Zhong Zhusi, Zhang Helen, Fayad Fayez H, Lancaster Andrew C, Sollee John, Kulkarni Shreyas, Lin Cheng Ting, Li Jie, Gao Xinbo, Collins Scott, Greineder Colin F, Ahn Sun H, Bai Harrison X, Jiao Zhicheng, Atalay Michael K
Department of Diagnostic Radiology, Rhode Island Hospital.
Warren Alpert Medical School of Brown University, Providence, RI.
J Thorac Imaging. 2025 Sep 1;40(5):e0831. doi: 10.1097/RTI.0000000000000831.
Pulmonary embolism (PE) is a significant cause of mortality in the United States. The objective of this study is to implement deep learning (DL) models using computed tomography pulmonary angiography (CTPA), clinical data, and PE Severity Index (PESI) scores to predict PE survival.

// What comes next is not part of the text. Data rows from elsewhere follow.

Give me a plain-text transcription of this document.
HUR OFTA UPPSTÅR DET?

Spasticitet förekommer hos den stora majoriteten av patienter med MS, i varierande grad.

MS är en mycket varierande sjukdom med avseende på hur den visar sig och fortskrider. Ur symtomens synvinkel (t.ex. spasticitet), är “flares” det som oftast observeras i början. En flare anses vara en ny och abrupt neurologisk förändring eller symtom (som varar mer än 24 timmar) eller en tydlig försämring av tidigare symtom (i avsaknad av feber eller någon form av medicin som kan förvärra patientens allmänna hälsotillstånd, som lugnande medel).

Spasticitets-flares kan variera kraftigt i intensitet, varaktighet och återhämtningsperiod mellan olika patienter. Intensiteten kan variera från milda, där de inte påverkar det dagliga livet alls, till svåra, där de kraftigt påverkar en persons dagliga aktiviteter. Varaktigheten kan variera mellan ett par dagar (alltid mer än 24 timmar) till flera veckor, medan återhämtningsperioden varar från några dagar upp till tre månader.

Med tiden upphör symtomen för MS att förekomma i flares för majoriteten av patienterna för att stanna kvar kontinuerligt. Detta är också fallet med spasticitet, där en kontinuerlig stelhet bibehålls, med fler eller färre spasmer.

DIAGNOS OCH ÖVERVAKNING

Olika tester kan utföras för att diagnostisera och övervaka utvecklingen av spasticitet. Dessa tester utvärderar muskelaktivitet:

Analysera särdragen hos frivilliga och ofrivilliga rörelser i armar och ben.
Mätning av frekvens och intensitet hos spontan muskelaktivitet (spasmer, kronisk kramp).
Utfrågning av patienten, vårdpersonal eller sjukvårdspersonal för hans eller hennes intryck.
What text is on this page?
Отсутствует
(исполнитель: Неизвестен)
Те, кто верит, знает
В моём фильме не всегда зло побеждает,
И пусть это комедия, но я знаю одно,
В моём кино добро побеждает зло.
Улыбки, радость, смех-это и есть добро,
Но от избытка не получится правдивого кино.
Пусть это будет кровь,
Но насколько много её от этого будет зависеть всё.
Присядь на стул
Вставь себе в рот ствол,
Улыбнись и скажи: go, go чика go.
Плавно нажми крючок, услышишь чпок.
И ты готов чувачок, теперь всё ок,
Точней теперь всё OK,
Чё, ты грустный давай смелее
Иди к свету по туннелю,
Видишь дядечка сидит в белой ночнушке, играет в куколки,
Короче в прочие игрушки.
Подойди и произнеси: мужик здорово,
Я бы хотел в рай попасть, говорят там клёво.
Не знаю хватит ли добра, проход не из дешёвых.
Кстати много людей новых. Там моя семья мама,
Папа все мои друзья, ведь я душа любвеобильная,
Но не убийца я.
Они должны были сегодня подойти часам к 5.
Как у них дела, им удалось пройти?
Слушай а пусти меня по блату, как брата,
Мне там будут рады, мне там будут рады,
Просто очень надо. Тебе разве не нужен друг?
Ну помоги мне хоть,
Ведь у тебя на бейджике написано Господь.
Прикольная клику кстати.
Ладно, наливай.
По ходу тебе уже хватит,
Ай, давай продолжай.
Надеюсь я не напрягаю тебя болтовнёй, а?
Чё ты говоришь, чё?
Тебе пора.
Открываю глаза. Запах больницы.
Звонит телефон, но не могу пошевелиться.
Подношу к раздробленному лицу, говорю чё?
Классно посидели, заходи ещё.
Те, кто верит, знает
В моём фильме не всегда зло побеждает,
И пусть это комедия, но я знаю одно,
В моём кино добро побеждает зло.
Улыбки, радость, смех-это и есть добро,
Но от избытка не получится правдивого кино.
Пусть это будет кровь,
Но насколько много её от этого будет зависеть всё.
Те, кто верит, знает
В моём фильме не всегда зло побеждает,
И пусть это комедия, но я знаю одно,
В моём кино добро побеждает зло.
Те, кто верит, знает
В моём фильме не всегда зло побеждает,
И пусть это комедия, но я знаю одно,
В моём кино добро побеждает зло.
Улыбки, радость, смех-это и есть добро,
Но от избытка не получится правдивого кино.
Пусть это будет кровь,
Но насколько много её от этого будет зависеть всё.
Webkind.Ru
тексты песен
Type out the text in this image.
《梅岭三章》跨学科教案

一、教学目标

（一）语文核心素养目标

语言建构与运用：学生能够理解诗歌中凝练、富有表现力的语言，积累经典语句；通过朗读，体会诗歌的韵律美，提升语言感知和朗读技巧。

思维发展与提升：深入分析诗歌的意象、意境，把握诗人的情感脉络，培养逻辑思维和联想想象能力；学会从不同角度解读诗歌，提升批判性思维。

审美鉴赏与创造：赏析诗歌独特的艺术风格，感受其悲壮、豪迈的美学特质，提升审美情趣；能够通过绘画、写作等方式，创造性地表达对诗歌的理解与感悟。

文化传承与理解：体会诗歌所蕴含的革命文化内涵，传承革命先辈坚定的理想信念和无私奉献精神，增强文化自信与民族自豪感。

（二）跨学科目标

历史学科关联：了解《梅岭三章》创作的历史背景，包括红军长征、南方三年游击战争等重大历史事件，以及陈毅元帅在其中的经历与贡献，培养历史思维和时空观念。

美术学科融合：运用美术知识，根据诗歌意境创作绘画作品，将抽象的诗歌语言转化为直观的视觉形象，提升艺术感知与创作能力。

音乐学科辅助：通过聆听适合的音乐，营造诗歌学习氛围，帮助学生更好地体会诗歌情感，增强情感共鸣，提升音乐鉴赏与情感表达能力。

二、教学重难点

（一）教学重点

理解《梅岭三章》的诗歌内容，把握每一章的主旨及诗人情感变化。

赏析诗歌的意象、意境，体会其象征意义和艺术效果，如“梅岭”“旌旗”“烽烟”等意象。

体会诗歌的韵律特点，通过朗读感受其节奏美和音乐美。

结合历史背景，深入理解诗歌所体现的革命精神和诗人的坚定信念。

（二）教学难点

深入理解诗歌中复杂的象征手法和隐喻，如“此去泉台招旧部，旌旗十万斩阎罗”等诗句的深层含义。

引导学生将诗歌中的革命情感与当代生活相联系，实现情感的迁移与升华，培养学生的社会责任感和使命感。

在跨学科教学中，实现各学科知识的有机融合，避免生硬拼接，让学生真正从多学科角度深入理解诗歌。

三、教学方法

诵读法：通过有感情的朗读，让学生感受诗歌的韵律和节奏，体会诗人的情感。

In total, 918 patients (median age 64 y, range 13 to 99 y, 48% male) with 3978 CTPAs were identified via retrospective review across 3 institutions. To predict survival, an AI model was used to extract disease-related imaging features from CTPAs. Imaging features and clinical variables were then incorporated into independent DL models to predict survival outcomes. Cross-modal fusion CoxPH models were used to develop multimodal models from combinations of DL models and calculated PESI scores. Five multimodal models were developed as follows: (1) using CTPA imaging features only, (2) using clinical variables only, (3) using both CTPA and clinical variables, (4) using CTPA and PESI score, and (5) using CTPA, clinical variables, and PESI score. Performance was evaluated using the concordance index (c-index). Kaplan-Meier analysis was performed to stratify patients into high-risk and low-risk groups. Additional factor-risk analysis was conducted to account for right ventricular (RV) dysfunction.
For both data sets, the multimodal models incorporating CTPA features, clinical variables, and PESI score achieved higher c-indices than PESI alone. Following the stratification of patients into high-risk and low-risk groups by models, survival outcomes differed significantly (both P <0.001). A strong correlation was found between high-risk grouping and RV dysfunction.
Multiomic DL models incorporating CTPA features, clinical data, and PESI achieved higher c-indices than PESI alone for PE survival prediction.
肺栓塞(PE)是美国死亡的一个重要原因。本研究的目的是使用计算机断层扫描肺动脉造影(CTPA)、临床数据和PE严重程度指数(PESI)评分来实施深度学习(DL)模型,以预测PE患者的生存率。
通过对3家机构的回顾性研究,共纳入918例患者(中位年龄64岁,范围13至99岁,48%为男性),有3978次CTPA检查。为了预测生存率,使用人工智能模型从CTPA中提取与疾病相关的影像特征。然后将影像特征和临床变量纳入独立的DL模型,以预测生存结果。使用跨模态融合CoxPH模型,从DL模型和计算出的PESI评分的组合中开发多模态模型。开发了五个多模态模型如下:(1)仅使用CTPA影像特征,(2)仅使用临床变量,(3)同时使用CTPA和临床变量,(4)使用CTPA和PESI评分,(5)使用CTPA、临床变量和PESI评分。使用一致性指数(c指数)评估性能。进行Kaplan-Meier分析,将患者分为高风险和低风险组。进行额外的因素风险分析,以考虑右心室(RV)功能障碍。
对于两个数据集而言,纳入CTPA特征、临床变量和PESI评分的多模态模型比单独使用PESI的c指数更高。通过模型将患者分为高风险和低风险组后,生存结果有显著差异(均P<0.001)。发现高风险分组与RV功能障碍之间存在很强的相关性。
纳入CTPA特征、临床数据和PESI的多组学DL模型在预测PE生存率方面比单独使用PESI的c指数更高。